In a new post that follows up the events that I wrote about before, science writer Carl Zimmer describes his back-and-forth with the intelligent design creationists.

Here’s a summary of the story so far:

  1. Zimmer writes a post explaining the standard evolutionary view of how the number of pairs of chromosomes in humans got reduced by one by the fusion of two chromosomes in our ancestral line.
  2. David Klinghoffer of the Discovery Institute has a post touting a new book put out by one of its sister organizations called the Biologic Institute that supposedly contains evidence that this explanation is wrong.
  3. Zimmer asks a question on the Biologic Institute Facebook page (their blogs don’t allow comments) asking to see this evidence.
  4. Someone from the Biologic Institute tells him to read the book.
  5. Zimmer says that he is just asking for the citation(s) to the paper(s) that provide the evidence.
  6. Klinghoffer then responds by inviting Zimmer to take part in an extended online debate on this topic.
  7. Zimmer says that he does not want a debate.
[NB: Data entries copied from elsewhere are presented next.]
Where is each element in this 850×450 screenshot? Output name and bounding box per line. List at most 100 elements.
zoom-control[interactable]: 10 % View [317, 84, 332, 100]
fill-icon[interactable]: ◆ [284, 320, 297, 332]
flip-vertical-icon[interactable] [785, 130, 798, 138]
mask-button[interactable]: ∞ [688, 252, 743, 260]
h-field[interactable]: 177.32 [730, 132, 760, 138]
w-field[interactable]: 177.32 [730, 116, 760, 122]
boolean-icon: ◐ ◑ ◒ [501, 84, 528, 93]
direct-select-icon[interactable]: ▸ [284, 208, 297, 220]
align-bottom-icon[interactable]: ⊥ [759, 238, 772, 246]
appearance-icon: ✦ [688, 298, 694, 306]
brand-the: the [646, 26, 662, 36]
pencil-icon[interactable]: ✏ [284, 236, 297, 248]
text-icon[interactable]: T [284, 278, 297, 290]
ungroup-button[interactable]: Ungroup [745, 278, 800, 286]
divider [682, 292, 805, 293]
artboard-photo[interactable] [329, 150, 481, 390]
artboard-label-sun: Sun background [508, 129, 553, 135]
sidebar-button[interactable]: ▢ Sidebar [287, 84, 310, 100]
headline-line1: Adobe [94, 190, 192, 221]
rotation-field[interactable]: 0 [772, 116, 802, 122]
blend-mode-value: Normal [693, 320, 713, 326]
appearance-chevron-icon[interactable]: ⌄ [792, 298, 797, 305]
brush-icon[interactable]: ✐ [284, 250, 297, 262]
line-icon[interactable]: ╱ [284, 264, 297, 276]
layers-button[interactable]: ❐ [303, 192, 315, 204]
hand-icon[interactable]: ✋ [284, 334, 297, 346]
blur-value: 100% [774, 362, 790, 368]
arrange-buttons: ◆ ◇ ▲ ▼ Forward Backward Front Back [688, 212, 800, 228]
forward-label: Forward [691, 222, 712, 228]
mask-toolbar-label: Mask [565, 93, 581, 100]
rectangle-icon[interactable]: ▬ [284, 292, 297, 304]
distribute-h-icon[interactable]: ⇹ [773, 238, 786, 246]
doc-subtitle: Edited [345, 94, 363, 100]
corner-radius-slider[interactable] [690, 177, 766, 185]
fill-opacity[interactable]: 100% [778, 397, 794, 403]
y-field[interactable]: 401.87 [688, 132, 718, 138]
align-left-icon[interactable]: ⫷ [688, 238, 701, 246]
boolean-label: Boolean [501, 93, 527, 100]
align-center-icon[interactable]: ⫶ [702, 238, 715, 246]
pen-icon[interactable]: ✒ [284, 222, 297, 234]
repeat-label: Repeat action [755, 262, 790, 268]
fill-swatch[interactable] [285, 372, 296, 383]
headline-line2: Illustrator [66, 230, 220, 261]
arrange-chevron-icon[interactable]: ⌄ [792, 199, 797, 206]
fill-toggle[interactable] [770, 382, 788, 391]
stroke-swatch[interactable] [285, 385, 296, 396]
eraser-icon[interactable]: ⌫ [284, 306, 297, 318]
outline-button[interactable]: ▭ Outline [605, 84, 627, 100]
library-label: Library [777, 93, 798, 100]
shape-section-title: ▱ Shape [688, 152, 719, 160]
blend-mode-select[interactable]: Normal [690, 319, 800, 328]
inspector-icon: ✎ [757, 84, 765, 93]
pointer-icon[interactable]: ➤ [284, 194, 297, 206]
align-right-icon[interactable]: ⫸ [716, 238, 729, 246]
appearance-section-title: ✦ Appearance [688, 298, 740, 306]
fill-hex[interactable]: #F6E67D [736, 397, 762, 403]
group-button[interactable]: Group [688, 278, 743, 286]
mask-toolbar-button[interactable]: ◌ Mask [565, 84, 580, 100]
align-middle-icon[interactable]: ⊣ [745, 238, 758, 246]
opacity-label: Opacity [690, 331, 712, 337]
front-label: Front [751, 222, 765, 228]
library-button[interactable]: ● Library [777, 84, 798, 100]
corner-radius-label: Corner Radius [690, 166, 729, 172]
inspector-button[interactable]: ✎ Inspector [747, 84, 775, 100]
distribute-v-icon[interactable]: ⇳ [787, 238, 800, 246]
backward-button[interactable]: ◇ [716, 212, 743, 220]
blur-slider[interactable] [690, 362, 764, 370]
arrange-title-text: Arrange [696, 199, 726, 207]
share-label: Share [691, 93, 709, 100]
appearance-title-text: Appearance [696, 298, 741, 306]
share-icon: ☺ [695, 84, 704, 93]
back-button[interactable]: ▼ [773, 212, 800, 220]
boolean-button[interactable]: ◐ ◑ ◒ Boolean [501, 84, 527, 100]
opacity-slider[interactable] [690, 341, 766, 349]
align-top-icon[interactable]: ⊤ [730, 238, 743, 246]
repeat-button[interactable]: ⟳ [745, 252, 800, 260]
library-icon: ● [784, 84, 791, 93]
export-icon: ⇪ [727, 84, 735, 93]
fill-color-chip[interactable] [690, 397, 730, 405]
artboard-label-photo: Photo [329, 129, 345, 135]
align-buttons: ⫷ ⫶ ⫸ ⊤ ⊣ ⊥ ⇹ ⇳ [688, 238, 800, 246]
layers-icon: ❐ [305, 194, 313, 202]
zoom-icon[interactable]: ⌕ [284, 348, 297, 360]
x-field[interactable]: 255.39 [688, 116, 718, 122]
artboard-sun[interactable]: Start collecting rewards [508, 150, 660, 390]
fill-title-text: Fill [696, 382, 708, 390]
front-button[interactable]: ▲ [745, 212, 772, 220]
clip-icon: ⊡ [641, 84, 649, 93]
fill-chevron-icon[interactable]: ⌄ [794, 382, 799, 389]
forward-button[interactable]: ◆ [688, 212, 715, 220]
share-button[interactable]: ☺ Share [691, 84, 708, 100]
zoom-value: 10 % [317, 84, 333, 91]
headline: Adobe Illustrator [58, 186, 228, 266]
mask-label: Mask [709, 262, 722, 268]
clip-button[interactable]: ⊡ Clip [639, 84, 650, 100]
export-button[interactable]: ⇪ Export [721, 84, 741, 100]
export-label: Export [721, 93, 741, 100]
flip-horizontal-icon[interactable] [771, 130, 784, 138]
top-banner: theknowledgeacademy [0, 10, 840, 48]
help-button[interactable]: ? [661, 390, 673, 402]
All he is asking for are the citations.
  8. Another IDer named Denyse O’Leary then chimes in and invites Zimmer to write a post explaining his argument. Zimmer points out that this would be redundant since he had already done so, which was where this business started. He then adds, “What the hell’s the matter with you people? Why are you so dense? I do not want to read the book or engage in debates or write posts for other websites. All I want are the GODDAMN CITATIONS, for crying out loud!” (Actually, Zimmer is very polite and does not use those words. I am reading between the lines and reconstructing his sentiments.)
  9. The ID people are now writing posts saying “Zimmer is a cowardly weenie who’s afraid to debate! Neener, neener, we win!”

And that is why asking ID creationists for evidence never gets you anywhere.

Comments

  1. Chiroptera says

    These people claim to be scientists, but they remind me more of alchemists, not only for the huge injection of preferred beliefs and apparent mysticism but also because so much of their “research” seems to be conducted in secrecy.

  2. says

    They wrote the citations down but the dog ate them and now they can’t remember where they got their supporting evidence from! They deserve to be cut some slack – science recognizes that dogs do, periodically, eat homework.

  3. Jager2 says

    Changing the subject–a time-honored tradition for people who make s*** up and get called out on it.

  4. says

    I mean, really, does anyone who has written a proper paper with references seriously imagine that they’d have trouble just rattling off a reference? I might be going, “uh, it’s by lastname and lastname but I forget their first names but it was in the journal of blankey blank in 2001 or 2002…” Not “REFERENCES? SATAN PROMPTED YOU TO ASK THAT, DIDN’T HE?!?!?!”

  5. Mano Singham says

    I know what you mean. I was recently asked for a reference and although I could not place it precisely I could remember roughly the period (mid 1970s), the authors’ last names, and the journal. It was easy then to track it down.